Acquisitions: Christine Burgin Gallery Records
Christine Burgin, in a recent email, recalled her 1986 studio visit with John Cage as a pivotal event: “He took one look at me, eager beaver Yale graduate, and announced that it was ‘the hour to play with the cat,’ which we then proceeded to do. For an hour. His way of living—art and life, work and play one and the same—changed everything for me.” Later that year Burgin opened her gallery at 270 Lafayette Street in New York with a show of Cage’s 1969 plexigrams, and subsequently showed the kind of art in which work and play are notably “one and the same.” Conceptual artists such as Chris Burden, Rodney Graham, and Allen Ruppersberg turned magic acts, games, toys, and fortune telling to their own creative ends—or made sculptures from words and books. The Christine Burgin Gallery Records, consisting of artist, exhibition, and client files, provide a detailed history of such works displayed during the gallery’s two iterations, 1986–1992 in SoHo, and 1999–2007 in Chelsea. Since 2007, Burgin has been exclusively a book publisher, often collaborating with artists from her former gallery. The records chronicle her artists’ and authors’ evolving ideas and reveal the considerable extent to which Burgin, often a co-producer, has negotiated the choice of light boxes, tables, frames, bindings, fonts, and other presentation issues.

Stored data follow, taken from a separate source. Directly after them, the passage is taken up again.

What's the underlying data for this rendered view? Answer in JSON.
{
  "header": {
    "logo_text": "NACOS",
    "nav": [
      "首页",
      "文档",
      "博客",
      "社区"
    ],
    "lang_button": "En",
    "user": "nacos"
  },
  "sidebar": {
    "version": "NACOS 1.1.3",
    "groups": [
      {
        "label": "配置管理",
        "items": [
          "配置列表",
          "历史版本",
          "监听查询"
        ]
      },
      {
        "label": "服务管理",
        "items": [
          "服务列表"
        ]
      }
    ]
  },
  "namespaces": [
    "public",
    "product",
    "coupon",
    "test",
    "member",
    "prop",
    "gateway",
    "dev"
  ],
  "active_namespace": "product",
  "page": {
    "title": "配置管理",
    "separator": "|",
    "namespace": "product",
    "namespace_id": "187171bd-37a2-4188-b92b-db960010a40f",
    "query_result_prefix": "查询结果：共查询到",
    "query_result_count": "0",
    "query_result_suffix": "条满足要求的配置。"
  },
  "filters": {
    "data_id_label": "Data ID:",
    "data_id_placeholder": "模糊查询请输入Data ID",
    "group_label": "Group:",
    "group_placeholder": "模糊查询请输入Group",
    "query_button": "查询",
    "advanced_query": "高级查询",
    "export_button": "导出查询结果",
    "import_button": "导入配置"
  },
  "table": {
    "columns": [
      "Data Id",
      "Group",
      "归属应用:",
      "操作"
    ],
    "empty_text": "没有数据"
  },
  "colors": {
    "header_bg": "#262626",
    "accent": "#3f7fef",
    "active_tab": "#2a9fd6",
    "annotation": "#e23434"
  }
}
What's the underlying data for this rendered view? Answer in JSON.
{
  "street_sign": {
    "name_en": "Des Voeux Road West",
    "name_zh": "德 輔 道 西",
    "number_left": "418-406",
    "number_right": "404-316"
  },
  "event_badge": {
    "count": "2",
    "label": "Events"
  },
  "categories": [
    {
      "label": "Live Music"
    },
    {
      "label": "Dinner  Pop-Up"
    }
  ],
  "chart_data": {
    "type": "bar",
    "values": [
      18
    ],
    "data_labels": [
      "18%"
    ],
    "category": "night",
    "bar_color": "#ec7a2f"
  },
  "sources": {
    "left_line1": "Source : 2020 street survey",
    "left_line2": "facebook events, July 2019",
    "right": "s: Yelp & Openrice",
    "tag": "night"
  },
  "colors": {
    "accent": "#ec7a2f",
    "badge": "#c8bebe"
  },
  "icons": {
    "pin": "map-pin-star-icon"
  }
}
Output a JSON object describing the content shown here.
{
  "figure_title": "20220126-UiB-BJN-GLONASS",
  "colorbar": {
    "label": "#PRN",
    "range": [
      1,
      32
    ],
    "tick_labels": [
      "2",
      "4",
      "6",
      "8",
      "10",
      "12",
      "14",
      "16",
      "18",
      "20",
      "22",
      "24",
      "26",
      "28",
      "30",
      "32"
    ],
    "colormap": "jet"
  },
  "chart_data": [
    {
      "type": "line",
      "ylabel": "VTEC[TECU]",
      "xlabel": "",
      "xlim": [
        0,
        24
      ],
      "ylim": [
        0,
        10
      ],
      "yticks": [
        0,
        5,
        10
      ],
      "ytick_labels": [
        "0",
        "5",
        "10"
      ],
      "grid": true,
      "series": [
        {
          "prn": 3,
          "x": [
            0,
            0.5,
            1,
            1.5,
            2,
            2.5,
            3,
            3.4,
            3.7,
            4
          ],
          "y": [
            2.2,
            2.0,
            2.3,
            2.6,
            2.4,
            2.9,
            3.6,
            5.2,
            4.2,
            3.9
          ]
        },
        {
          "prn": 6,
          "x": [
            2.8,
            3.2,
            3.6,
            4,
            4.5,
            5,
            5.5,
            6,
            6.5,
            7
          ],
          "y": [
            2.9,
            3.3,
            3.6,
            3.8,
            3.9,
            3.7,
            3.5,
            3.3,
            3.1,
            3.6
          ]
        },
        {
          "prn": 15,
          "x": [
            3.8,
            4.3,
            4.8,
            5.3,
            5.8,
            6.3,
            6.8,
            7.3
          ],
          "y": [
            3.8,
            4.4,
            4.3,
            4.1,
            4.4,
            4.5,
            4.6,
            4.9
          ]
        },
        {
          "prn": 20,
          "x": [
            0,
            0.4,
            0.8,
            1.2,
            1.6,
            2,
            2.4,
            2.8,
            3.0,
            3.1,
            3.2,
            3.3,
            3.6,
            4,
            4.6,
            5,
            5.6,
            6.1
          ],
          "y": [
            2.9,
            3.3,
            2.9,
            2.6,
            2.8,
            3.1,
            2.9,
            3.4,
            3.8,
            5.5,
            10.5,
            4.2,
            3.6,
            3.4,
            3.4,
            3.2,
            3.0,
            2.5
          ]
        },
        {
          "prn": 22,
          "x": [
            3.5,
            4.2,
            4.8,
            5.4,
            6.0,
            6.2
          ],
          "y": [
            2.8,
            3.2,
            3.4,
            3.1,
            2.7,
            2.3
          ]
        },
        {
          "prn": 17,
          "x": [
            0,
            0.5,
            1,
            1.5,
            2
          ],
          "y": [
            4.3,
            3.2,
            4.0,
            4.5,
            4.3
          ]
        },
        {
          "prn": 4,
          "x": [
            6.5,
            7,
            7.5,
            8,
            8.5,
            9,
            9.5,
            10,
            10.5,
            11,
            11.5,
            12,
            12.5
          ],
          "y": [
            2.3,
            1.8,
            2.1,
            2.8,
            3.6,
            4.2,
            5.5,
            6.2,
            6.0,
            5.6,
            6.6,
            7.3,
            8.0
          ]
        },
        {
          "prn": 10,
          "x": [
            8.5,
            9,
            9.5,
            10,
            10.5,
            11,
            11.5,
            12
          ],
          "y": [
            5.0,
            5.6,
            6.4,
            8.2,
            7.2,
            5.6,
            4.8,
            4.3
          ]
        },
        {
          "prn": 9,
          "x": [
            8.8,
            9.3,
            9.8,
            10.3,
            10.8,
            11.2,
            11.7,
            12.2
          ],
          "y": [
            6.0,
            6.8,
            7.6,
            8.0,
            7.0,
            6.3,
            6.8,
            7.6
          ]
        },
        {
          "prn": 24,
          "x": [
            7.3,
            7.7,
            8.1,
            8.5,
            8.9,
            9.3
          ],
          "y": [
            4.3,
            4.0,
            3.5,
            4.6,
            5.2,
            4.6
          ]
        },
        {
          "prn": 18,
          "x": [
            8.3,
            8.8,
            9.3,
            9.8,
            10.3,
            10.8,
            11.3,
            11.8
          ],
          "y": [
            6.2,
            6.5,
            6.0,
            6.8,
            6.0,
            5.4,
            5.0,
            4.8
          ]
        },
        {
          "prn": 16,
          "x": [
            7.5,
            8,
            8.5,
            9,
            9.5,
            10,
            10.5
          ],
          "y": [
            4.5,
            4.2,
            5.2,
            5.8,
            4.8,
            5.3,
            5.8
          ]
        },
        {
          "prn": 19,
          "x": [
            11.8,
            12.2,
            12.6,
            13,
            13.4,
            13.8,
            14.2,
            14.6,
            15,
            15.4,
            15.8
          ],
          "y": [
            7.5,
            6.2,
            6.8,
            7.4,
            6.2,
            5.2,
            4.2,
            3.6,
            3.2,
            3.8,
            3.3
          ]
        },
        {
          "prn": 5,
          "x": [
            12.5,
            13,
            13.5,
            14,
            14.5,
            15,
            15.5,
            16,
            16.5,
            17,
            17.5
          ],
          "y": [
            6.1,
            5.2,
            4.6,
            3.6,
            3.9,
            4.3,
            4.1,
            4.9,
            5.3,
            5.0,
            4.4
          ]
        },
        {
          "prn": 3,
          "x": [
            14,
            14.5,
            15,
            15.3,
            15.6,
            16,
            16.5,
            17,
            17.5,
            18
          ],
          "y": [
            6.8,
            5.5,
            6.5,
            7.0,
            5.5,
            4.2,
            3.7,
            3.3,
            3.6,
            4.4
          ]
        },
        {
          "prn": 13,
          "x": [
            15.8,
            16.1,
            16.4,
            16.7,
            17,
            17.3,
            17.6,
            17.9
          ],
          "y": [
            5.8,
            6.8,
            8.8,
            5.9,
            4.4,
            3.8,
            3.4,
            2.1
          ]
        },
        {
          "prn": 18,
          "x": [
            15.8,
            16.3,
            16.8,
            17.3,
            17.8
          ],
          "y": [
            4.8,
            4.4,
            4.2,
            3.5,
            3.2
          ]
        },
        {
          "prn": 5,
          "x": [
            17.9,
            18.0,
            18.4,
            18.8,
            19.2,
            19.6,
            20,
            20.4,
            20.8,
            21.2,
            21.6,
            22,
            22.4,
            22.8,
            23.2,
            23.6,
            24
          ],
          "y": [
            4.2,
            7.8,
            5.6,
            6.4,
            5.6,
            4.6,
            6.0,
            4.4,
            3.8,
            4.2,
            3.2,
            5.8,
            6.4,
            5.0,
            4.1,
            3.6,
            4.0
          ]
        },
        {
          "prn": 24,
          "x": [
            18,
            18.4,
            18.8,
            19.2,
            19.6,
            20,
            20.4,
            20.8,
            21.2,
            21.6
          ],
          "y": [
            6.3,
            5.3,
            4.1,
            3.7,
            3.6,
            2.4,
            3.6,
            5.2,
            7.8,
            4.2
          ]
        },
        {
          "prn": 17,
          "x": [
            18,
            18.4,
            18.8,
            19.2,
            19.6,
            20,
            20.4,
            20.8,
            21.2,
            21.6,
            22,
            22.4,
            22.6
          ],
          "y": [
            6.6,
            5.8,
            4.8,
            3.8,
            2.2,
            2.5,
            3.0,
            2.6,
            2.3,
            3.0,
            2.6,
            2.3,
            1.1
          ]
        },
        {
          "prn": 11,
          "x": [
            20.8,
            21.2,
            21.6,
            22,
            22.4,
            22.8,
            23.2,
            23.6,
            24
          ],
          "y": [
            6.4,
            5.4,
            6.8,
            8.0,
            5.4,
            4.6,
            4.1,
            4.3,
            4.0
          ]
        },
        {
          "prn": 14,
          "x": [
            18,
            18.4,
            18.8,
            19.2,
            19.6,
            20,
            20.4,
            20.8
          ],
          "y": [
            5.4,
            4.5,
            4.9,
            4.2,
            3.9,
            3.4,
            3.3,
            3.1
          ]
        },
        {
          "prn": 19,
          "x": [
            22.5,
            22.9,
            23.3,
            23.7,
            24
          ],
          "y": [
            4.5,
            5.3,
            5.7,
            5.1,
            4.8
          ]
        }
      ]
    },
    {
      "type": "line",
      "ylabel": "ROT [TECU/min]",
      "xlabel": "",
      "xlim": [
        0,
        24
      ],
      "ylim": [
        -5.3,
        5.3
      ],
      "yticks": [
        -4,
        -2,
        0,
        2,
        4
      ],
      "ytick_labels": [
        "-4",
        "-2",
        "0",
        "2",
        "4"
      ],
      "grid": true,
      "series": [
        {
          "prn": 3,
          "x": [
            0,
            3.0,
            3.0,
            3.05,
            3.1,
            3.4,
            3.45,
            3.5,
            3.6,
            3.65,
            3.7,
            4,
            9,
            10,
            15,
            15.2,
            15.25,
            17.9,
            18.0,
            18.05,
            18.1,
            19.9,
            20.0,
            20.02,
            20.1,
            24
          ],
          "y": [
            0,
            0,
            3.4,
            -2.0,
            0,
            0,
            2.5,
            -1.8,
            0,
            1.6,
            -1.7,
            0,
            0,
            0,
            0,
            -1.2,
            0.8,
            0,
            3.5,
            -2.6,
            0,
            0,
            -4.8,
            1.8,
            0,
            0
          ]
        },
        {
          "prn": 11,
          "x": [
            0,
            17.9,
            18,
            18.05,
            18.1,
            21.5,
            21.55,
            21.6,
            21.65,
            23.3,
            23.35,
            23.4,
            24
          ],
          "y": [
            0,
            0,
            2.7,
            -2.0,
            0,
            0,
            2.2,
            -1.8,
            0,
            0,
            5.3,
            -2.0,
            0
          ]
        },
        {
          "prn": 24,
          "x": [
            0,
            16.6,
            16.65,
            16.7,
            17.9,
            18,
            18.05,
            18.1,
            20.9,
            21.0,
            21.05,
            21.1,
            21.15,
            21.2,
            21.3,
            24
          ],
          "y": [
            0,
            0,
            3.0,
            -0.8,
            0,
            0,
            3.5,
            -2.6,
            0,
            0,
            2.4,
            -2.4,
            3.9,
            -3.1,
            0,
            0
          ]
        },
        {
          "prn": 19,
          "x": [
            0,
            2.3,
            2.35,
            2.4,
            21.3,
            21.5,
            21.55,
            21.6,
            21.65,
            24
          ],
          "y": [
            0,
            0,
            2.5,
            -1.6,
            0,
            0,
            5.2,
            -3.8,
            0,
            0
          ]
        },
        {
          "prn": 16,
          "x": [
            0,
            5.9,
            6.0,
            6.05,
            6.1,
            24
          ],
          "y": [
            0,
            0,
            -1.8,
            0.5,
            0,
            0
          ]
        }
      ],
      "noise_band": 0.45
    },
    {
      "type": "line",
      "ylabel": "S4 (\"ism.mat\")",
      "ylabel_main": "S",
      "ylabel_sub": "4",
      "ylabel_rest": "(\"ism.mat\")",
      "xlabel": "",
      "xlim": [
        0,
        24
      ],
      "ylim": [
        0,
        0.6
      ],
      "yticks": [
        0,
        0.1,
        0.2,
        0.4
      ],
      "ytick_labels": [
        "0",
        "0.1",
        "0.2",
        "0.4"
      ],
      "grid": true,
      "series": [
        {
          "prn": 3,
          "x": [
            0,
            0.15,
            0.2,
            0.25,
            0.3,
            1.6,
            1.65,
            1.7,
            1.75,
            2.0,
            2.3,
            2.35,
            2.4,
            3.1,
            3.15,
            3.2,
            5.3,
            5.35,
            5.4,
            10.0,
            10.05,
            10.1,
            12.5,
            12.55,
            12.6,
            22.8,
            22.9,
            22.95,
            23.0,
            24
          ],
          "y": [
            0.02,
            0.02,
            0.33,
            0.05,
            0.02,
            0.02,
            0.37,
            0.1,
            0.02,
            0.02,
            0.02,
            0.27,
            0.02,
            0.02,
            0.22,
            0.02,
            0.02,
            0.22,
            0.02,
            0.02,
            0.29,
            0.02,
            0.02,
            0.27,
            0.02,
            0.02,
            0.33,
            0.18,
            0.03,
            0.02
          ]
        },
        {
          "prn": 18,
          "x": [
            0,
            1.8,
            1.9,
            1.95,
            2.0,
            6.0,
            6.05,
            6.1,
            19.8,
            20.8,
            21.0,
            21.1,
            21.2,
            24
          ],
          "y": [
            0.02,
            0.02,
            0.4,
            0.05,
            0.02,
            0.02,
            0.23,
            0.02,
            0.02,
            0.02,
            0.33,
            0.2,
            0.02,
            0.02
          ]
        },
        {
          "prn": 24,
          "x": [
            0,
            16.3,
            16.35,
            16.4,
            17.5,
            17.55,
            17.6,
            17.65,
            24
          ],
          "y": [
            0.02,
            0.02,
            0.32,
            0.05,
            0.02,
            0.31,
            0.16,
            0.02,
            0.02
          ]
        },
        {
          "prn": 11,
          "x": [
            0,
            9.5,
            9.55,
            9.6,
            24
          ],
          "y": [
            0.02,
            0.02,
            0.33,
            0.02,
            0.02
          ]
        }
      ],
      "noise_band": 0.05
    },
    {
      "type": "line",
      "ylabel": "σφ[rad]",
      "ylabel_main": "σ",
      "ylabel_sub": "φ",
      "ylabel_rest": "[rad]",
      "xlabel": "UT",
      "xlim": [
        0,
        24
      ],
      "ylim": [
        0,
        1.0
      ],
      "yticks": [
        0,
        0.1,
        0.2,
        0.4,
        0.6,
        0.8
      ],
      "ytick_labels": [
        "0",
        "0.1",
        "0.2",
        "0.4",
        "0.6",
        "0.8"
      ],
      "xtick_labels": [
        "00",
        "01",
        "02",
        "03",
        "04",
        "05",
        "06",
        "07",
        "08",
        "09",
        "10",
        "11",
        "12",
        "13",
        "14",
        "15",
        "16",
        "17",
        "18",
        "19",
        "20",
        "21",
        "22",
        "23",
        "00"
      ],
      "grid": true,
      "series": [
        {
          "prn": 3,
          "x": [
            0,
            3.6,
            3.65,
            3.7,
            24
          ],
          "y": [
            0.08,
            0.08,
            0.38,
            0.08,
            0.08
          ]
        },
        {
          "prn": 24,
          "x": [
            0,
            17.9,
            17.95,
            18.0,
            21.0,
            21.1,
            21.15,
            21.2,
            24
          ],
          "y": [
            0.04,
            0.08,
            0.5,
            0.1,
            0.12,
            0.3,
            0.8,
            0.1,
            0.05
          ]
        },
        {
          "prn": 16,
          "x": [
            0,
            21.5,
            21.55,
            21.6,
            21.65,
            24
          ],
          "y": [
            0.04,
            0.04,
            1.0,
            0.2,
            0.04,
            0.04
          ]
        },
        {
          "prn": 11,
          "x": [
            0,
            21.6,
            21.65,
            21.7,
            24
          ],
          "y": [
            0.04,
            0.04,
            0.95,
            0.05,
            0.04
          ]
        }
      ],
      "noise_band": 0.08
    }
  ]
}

Chris Burden was among the artists with a ludic aesthetic whom Burgin showed early on. In November 1987 she hosted Burden’s All the Submarines of the United States of America, a work composed of 625 toy-like cardboard models of submarines suspended from the ceiling, with each model representing a real US naval vessel named on the gallery wall. Along with many installation photographs, the gallery records contain instructions in the artist’s hand about the arrangement and the lengths of string from which the models should hang.
Burgin was an early champion of Rodney Graham, whose work epitomized the literary vein of her gallery program. In Standard Edition (1988), Graham incorporated the twenty-four volumes of Sigmund Freud’s complete works into a Donald Judd-like metal sculpture, jokingly adding just what minimalism left out—the psychological. In one of the volumes, The Interpretation of Dreams, he inserted his own analysis, written in emulation of Freud’s writing style. The gallery records include a letter from Graham to Burgin describing the artist’s early conceptualization of Standard Edition and a copy of the four-page insert.
One of the first gallerists to address the roots of California conceptualism, in 1991 Burgin staged Los Angeles 1970–1975 in conjunction with Richard Kuhlenschmidt Gallery, Los Angeles. This exhibition featured playful photo-based work by Bas Jan Ader, William Leavitt, Allen Ruppersberg, William Wegman, and others. Ruppersberg’s W. B. Yeats (1972) presented photographs of a stanza of a Yeats poem rendered in words on a Scrabble board, while Leavitt’s The Tropics (1974) juxtaposed three cryptic theatrical images to illustrate a cliched romance. Installation shots, correspondence, and early brochures concerning these and other gallery artists make the records a historically rich resource.